Sasahara Yusuke, Yoshikawa Yoshie, Morinaga Tomonori, Nakano Yoshiro, Kanazawa Nozomi, Kotani Joji, Kawamata Shin, Murakami Yoshinobu, Takeuchi Katsuyuki, Inoue Chizuko, Kitano Yukio, Hashimoto-Tamaoki Tomoko
Department of Genetics, Hyogo College of Medicine, Nishinomiya, Hyogo 663-8501, Japan.
Int J Oncol. 2009 May;34(5):1191-9.
Human keratinocyte strains derived from the bulge region of plucked human follicles were successfully established from all 43 donors (age 24-76) regardless of the age and gender. The total cell number, number of population doublings and population doubling time were similar among the strains. These bulge-derived keratinocytes, BDKs, expressed keratin family genes specific to basal cell layers of the epidermis. They also expressed CD34, one of the bulge stem cell marker genes. The growth behavior and positivity of CD34 indicate that BDKs contain stem cells. BDKs were cultured until confluency or treated with CaCl2 to induce differentiation.
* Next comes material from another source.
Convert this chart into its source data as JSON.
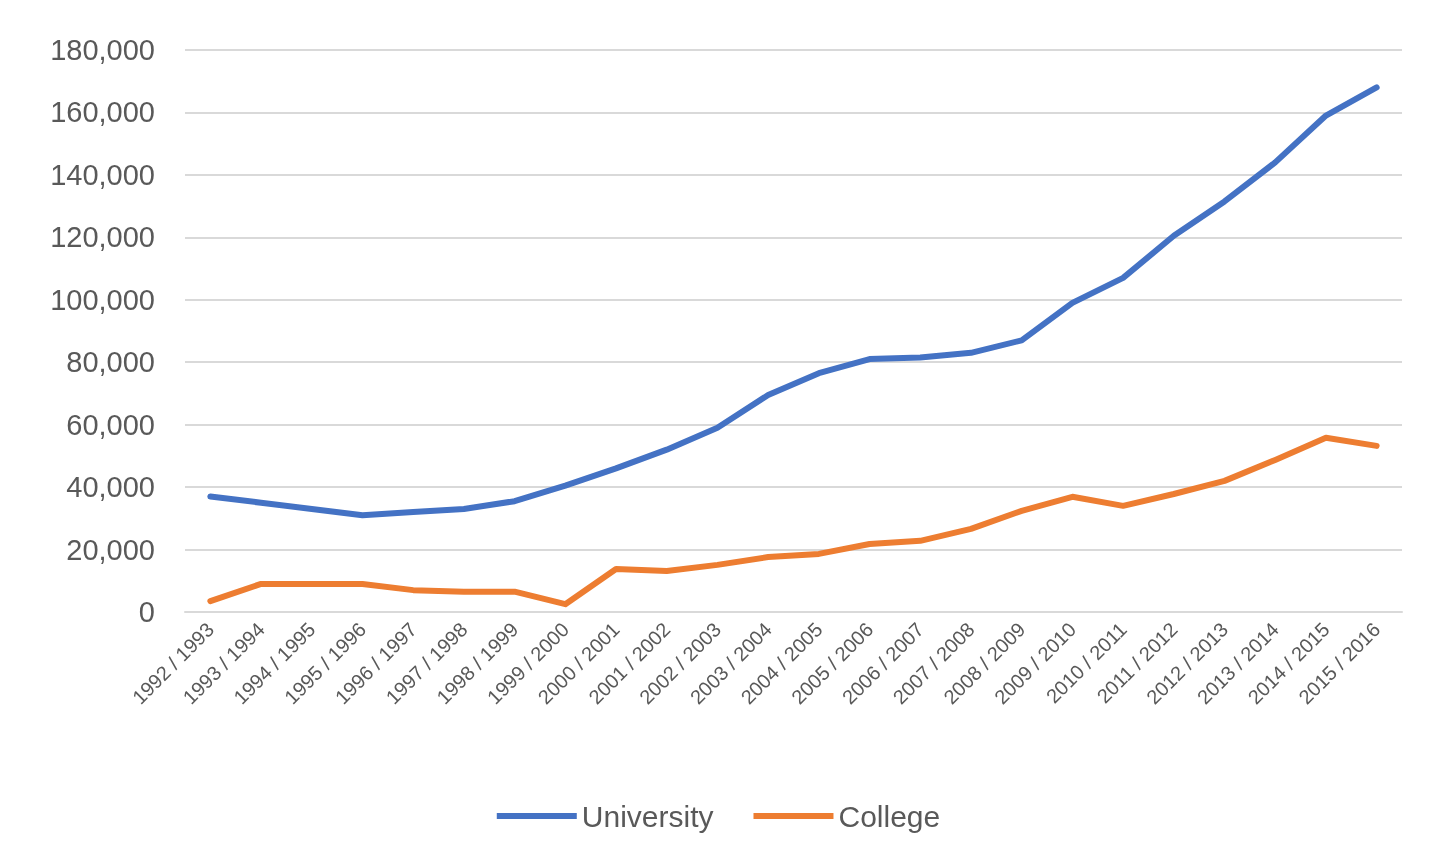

Morphology and expression of keratin family genes in BDKs before and after differentiation induction with CaCl2 were similar to those of epidermal keratinocytes obtained from skin biopsies (NHEKs). However, expression levels of keratin-10, a prickle cell layer marker, in CaCl2-treated BDKs were lower than those in CaCl2-treated NHEKs. Higher expression of integrin-alpha6, a basal cell layer marker, was also noted in BDKs than in NHEKs after differentiation induction. Expression of stem cell marker genes other than CD34, including CD200, Sox2 and NANOG, was about the same at confluency in both cells, but significantly higher in BDKs than NHEKs after differentiation. These results indicate that BDKs were more refractory to differentiation than NHEKs. We then examined Wnt signaling inhibitor genes, DKK-3 and WIF-1 that function as tumor suppressors. DKK-3 expression decreased in both BDKs and NHEKs after CaCl2-induced differentiation. Expression of WIF-1 decreased 50% in BDKs one day after CaCl2 treatment and remained low, but was induced 1.7 times in NHEKs one day after CaCl2 treatment and further induced thereafter (>2.5 times), suggesting that WIF-1 may be involved in maintaining the differentiation-refractory status of BDKs. Since cancer stem cells in the skin have been reported to be similar to bulge-derived stem cells, our BDK strains may be of use in studying characteristics of cancer stem cells of the epidermis.
从43名捐赠者(年龄24 - 76岁)拔取的人毛囊隆突区成功建立了人角质形成细胞系,且不受年龄和性别的影响。各细胞系的总细胞数、群体倍增数和群体倍增时间相似。这些源自隆突区的角质形成细胞(BDK)表达表皮基底层特有的角蛋白家族基因。它们还表达隆突干细胞标记基因之一CD34。CD34的生长行为和阳性表达表明BDK含有干细胞。将BDK培养至汇合或用CaCl₂处理以诱导分化。在用CaCl₂诱导分化前后,BDK中角蛋白家族基因的形态和表达与从皮肤活检获得的表皮角质形成细胞(NHEK)相似。然而,在经CaCl₂处理的BDK中,棘细胞层标记物角蛋白-10的表达水平低于经CaCl₂处理的NHEK。在诱导分化后,BDK中基底细胞层标记物整合素-α6的表达也高于NHEK。除CD34外的干细胞标记基因,包括CD200、Sox2和NANOG,在两种细胞汇合时表达大致相同,但在诱导分化后,BDK中的表达明显高于NHEK。这些结果表明,BDK比NHEK更难分化。然后我们检测了作为肿瘤抑制因子的Wnt信号抑制剂基因DKK - 3和WIF - 1。在CaCl₂诱导分化后,BDK和NHEK中DKK - 3的表达均降低。在CaCl₂处理一天后,BDK中WIF - 1的表达降低50%并维持在低水平,但在CaCl₂处理一天后,NHEK中WIF - 1的表达诱导了1.7倍,此后进一步诱导(>2.5倍),这表明WIF - 1可能参与维持BDK的难分化状态。由于皮肤中的癌症干细胞已被报道与源自隆突区的干细胞相似,我们的BDK细胞系可能有助于研究表皮癌症干细胞的特征。